Whether it was Michael Richards' maniacal racial spew; Isiah Washington's insensitive public punishment of fellow "Grey's Anatomy" co-star T.R. Knight"; Mel Gibson's "passion of" the anti-Semitic slurs; Lindsey Lohan's recent paparazzi attack and other off-screen Hollyweirdness; or now pop singer Brandy's escape from what should have been a sure-as-hell manslaughter charge for slamming her car into another and killing the driver, Hollywood's golden calf has been milked abusively for the purpose of ceremonious escape. And it sickens me. It should sicken you, too.


Richards, Washington, Gibson and Lohan have all leaned on and bent the twig-like crutch of rehabilitation. The only thing rehabilitated was the wallet size of their agents, who were the ones who ushered that phony promise of reborn sanity to the media. Why does this all sicken me? Rehabilitation is a serious treatment - dead serious - and yet many celebrities treat it with clownish disrespect.

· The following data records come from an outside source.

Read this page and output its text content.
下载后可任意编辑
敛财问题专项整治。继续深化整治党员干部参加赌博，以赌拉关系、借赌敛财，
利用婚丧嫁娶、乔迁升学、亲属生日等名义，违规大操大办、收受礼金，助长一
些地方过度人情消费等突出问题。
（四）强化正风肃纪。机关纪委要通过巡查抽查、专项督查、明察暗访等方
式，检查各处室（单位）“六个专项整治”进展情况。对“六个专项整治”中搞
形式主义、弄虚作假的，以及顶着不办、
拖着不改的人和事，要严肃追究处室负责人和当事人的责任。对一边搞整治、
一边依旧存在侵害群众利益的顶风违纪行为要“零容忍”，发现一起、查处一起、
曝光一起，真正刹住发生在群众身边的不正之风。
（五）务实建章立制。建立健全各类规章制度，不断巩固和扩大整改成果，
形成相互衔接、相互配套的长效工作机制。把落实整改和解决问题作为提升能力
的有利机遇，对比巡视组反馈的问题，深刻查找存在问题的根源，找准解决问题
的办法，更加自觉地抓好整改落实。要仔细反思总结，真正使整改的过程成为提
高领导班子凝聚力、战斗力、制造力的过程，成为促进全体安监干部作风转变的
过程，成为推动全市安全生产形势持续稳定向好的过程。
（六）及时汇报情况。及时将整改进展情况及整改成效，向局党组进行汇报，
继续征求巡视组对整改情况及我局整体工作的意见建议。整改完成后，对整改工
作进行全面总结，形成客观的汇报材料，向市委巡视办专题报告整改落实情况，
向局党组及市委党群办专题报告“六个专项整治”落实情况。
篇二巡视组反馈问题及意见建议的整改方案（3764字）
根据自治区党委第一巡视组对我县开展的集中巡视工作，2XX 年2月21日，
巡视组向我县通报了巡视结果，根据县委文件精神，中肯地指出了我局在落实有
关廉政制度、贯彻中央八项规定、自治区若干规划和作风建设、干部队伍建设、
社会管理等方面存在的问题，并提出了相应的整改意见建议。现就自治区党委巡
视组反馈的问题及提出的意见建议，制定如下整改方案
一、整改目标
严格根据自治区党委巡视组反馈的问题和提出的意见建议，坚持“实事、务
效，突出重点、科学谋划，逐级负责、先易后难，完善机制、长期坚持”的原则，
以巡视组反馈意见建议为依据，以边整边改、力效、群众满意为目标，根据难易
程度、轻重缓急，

To me, it's like lying about a family member's illness or failing health just to get a day off from work. Kharma wrapped around a bush of thorns.


There are many people - people in our families - who either suffer from depression or substance abuse and crucially rely on the powers of rehabilitation to restore their lives. Yet star-blinded dopes like the ones I mentioned earlier in this column lean so heavily on the crutch of rehab that they break its support, with the hope that their dumbbell antics will be rewarded with the forgiveness of their public. The socially and ethnically incorrect rants of rich pinheads like Richards, Gibson and Washington should not be forgiven just because of their "Cuckoo's Nest" media announcements to seek rehabilitation. The eggs of those slurs will remain incubated deep inside the fertilities of their behavioral tracts ... growing ... growing ... until they are ready to crack, and open themselves to the incredulous claim of rehabilitation again.